0
votes

I have read the following article about Cassandra CQL3 and Thrift API http://www.datastax.com/dev/blog/does-cql-support-dynamic-columns-wide-rows

In the article, they give an example on creating a scheme for gathering data from sensors. They show a “wide row” solution by making the timestamp as a column. Cassandra's strength, as I see it is by supporting 2 billion columns and a fast way to extract data according to column.

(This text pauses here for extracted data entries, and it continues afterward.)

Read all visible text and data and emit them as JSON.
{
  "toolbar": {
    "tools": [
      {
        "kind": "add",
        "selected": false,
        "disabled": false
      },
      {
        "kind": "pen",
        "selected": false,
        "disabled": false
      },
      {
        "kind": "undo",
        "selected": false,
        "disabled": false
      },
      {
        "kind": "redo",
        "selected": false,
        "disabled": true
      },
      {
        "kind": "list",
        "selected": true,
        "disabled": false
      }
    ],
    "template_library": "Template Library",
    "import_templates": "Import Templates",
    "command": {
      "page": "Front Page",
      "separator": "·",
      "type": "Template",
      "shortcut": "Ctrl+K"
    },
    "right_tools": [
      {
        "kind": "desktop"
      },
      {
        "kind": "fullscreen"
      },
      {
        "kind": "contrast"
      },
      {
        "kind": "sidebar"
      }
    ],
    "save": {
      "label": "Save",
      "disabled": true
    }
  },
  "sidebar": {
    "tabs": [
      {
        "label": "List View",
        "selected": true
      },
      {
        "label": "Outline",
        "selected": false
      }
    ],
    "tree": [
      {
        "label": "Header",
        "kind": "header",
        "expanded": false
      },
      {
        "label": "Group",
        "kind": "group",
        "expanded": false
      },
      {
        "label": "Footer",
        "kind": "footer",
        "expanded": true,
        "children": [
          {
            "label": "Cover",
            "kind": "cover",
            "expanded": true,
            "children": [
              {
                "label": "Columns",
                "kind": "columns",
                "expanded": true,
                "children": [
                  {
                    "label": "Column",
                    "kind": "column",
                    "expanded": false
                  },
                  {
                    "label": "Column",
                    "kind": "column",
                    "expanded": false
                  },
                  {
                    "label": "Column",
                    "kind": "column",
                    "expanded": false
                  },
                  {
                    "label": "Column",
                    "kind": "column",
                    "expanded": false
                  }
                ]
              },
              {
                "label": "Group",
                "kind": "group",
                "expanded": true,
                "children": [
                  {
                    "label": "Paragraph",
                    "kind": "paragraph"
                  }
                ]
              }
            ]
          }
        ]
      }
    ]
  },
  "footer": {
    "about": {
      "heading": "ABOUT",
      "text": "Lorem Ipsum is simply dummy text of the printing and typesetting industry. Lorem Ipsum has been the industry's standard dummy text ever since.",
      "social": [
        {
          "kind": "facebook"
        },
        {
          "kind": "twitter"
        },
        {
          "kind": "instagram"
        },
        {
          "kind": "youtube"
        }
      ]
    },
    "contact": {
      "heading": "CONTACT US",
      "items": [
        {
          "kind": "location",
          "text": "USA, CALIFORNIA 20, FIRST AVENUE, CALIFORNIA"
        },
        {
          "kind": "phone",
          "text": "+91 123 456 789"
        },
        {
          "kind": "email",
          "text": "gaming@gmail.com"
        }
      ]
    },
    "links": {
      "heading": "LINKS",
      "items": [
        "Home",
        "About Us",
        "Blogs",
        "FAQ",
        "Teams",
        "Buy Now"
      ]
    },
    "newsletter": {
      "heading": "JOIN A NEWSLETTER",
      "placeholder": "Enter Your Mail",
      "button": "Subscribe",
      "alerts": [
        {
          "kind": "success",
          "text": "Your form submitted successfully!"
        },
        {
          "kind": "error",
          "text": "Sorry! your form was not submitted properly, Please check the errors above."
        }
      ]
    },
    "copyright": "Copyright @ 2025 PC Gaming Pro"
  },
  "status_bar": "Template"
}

In the article, with CQL3 they build a table

CREATE TABLE data (
  sensor_id int,
  collected_at timestamp,
  volts float,
  PRIMARY KEY (sensor_id, collected_at)
) WITH COMPACT STORAGE;

which translates to:

 sensor_id | collected_at             | volts
         1 | 2013-06-05 15:11:00-0500 |   3.1
         1 | 2013-06-05 15:11:10-0500 |   4.3
         1 | 2013-06-05 15:11:20-0500 |   5.7
         2 | 2013-06-05 15:11:00-0500 |   3.2
         3 | 2013-06-05 15:11:00-0500 |   3.3
         3 | 2013-06-05 15:11:10-0500 |   4.3

In Thrift it translates to:

list data;
RowKey: 1

=> (cell=2013-06-05 15:11:00-0500, value=3.1, timestamp=1370463146717000)
=> (cell=2013-06-05 15:11:10-0500, value=4.3, timestamp=1370463282090000)
=> (cell=2013-06-05 15:11:20-0500, value=5.7, timestamp=1370463282093000)

RowKey: 2

=> (cell=2013-06-05 15:11:00-0500, value=3.2, timestamp=1370463332361000)

RowKey: 3

=> (cell=2013-06-05 15:11:00-0500, value=3.3, timestamp=1370463332365000)
=> (cell=2013-06-05 15:11:10-0500, value=4.3, timestamp=1370463332368000)

I'm trying to think of a Cassandra Schema example for the following sensor data gathering problem. Let's say I add a new set of sensors which have a bigint (long) value (instead of float).

Any ideas how to design such a table schema to include both sensor types with different data types yet keep the columns based on timestamp?

Thanks, Guy

1

1 Answers

3
votes

If you don't need to use COMPACT STORAGE (and backwards compatibility with Thrift), just create your table as

CREATE TABLE data (
  sensor_id int,
  collected_at timestamp,
  other_field bigint,
  volts float,
  PRIMARY KEY (sensor_id, collected_at)
)

Cassandra supports sparse columns with basically no overhead, so if you programmatically decide to only populate one of the two fields for any cql row, you will achieve your goal.

Alternatively, you can continue to use COMPACT STORAGE and just switch to blob type. The blob type will do absolutely no interpretation or transformation of the bytes that you insert into it, so accuracy can be guaranteed. I would not recommend using a text type for this.